Compliance and Regulatory Consulting
Local and global compliance expertise.Compliance and Regulatory Consulting
Duff & Phelps' Nick Bayley is a managing director in the Compliance and Regulatory Consulting practice and has partnered with Hedgeweek to provide a monthly blog series providing insight on this imminent regulatory change.
Prior to this, Nick was a Head of Department in the FCA's Markets Policy and International Division, FCA Senior Markets Advisor, and was responsible for the UK regulator’s MiFID II Policy Project.
It’s January 3, 2018. Hallelujah! Christmas has been and gone. The festive cheer over for another year. But there’s one more gift welcoming everyone as they head back to their offices: MiFID II has officially come into effect.
What now you ask? What should you focus in on as a matter of priority, as your funds business prepares for life under this new regime?
Regulators don’t like talking about regulatory forbearance but there has already been a certain amount of this with respect to MiFID II. That said, there are certain regulatory ‘hot button’ issues in the eyes of the regulators, such as transaction reporting and research unbundling that they will want to see firms progressing.
The regulator has been clear in stipulating that firms must have a plan in place and be working towards achieving compliance. Buyside firms have got to prioritise what they need to do and focus on the things that have the greatest impact.
If you have a lot of clients that you have not repapered, for example, and you haven’t changed your terms and conditions to be MiFID II compliant, or you’re not providing costs and charges disclosures in your marketing documents, it might be advisable to get this completed as soon as possible, otherwise you will potentially be running legal risk as well as regulatory risk.
For now, be pragmatic and apply the Pareto Principle. With relatively little effort, by focusing initially on 20 per cent of the highest priority items you should be able to achieve 80 percent of the outcomes and stay out of trouble with the regulator.
It will all have to be done eventually. There will be further time over the coming months to finish dotting the i’s and crossing the t’s. The regulator understands this.

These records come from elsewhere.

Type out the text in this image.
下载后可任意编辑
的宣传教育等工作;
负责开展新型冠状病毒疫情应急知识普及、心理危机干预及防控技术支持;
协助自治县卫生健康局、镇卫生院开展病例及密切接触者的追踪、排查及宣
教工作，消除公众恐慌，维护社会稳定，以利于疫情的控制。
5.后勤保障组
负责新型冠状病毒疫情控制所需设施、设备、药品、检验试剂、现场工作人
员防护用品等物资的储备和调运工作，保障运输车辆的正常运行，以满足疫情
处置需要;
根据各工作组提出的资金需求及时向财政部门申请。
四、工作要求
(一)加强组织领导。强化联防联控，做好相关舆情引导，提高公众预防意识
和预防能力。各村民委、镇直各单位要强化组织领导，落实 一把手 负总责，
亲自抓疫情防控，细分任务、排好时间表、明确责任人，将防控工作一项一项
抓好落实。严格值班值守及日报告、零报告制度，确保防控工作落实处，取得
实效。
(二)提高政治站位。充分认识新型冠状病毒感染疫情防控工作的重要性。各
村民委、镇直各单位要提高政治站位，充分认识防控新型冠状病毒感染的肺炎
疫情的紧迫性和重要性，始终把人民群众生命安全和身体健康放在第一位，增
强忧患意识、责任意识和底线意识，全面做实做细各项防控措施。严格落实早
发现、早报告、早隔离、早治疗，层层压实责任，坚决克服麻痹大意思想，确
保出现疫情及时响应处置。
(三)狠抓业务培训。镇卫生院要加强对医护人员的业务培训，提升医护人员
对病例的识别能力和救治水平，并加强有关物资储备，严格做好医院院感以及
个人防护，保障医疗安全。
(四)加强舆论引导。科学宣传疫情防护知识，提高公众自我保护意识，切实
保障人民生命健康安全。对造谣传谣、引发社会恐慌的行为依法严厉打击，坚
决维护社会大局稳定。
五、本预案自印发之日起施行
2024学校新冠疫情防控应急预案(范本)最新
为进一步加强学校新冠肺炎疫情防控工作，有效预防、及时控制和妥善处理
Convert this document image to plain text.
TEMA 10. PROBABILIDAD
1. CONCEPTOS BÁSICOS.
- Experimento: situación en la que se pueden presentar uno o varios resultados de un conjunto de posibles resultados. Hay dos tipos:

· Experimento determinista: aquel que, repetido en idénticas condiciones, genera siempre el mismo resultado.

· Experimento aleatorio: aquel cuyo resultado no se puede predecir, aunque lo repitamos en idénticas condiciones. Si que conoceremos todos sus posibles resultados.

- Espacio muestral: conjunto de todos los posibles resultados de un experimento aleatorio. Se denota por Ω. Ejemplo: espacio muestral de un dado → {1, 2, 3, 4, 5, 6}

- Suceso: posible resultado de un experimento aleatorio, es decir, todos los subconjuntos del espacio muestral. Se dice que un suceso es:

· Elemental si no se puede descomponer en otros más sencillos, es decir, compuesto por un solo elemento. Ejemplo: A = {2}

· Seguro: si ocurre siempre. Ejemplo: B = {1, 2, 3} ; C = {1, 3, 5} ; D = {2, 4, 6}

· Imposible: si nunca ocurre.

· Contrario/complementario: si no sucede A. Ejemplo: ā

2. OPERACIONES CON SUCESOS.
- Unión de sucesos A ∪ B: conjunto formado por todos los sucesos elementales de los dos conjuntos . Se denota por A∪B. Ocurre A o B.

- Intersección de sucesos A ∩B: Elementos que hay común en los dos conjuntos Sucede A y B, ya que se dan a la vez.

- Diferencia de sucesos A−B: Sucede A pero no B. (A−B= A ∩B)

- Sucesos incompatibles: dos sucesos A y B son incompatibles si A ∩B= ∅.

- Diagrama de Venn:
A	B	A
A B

Buyside firms should ensure that the research they are receiving is on the right basis. Pricing agreements will still need time to settle down but portfolio managers need to check that they are not receiving free research because it is one of the regulator’s hot button topics. The regulation is very clear that emails must be blocked if there is no research payment arrangement in place.
I suggest firms should turn the screws on those brokers who haven’t done this already. ‘I can’t receive this anymore. Come up with a sensible pricing arrangement now or I will have to turn it off’. Now may be the time to adopt a slightly less flexible stance with some of your counterparties.
On the transaction reporting side, I don’t think there’s much excuse if buyside firms haven’t done the work by now preparing for this, selecting their ARM, preparing their data and so on. They are asking for trouble if they’ve yet to do this and they should put it at the top of their priority list.
Record keeping is another high priority area that can yield some good progress in keeping with the Pareto Principle. Under MiFID II, there is a new obligation to record and retain telephone calls and electronic communications. If records aren’t kept properly, trying to retrieve calls or email communications will become the devil’s own job and manual work-rounds are likely to be pretty painful.
It is the investment firm’s discretion, within the rules, as to exactly which internal calls are recorded. The main point is that the firm needs to have a robust audit trail that can show how an investment decision was arrived at and that appropriate record-keeping arrangements, capable of being monitored, are in place.
Take a reasoned approach. Be thoughtful. Show that you’ve considered the new regulation and taken a systematic, rigorous approach to complying with it.
The same is also true of product governance. Investment firms will need to have a clear two-way dialogue with third party platforms and distribution partners to track whether or not their funds are being sold to the right investors in the right target markets.
Proportionality is everything in the product governance model: no one is expecting highly elaborate product governance arrangements for simple products. It’s when you get into complex structured products that the risks rise; as do the regulators’ expectations.
If you’ve sat down and had a good go at doing your target market analysis, you’ll probably have time to refine it later.
It might appear to be the dawn of a new age under MiFID II. But don’t feel overwhelmed. Focus on some of the key issues mentioned above and others you judge to be critical and
it will go a long way to achieving compliance. That is all the FCA can possibly expect at this early stage.
So take a deep breath. Pour yourself a coffee. And start applying the Pareto Principle with immediate effect.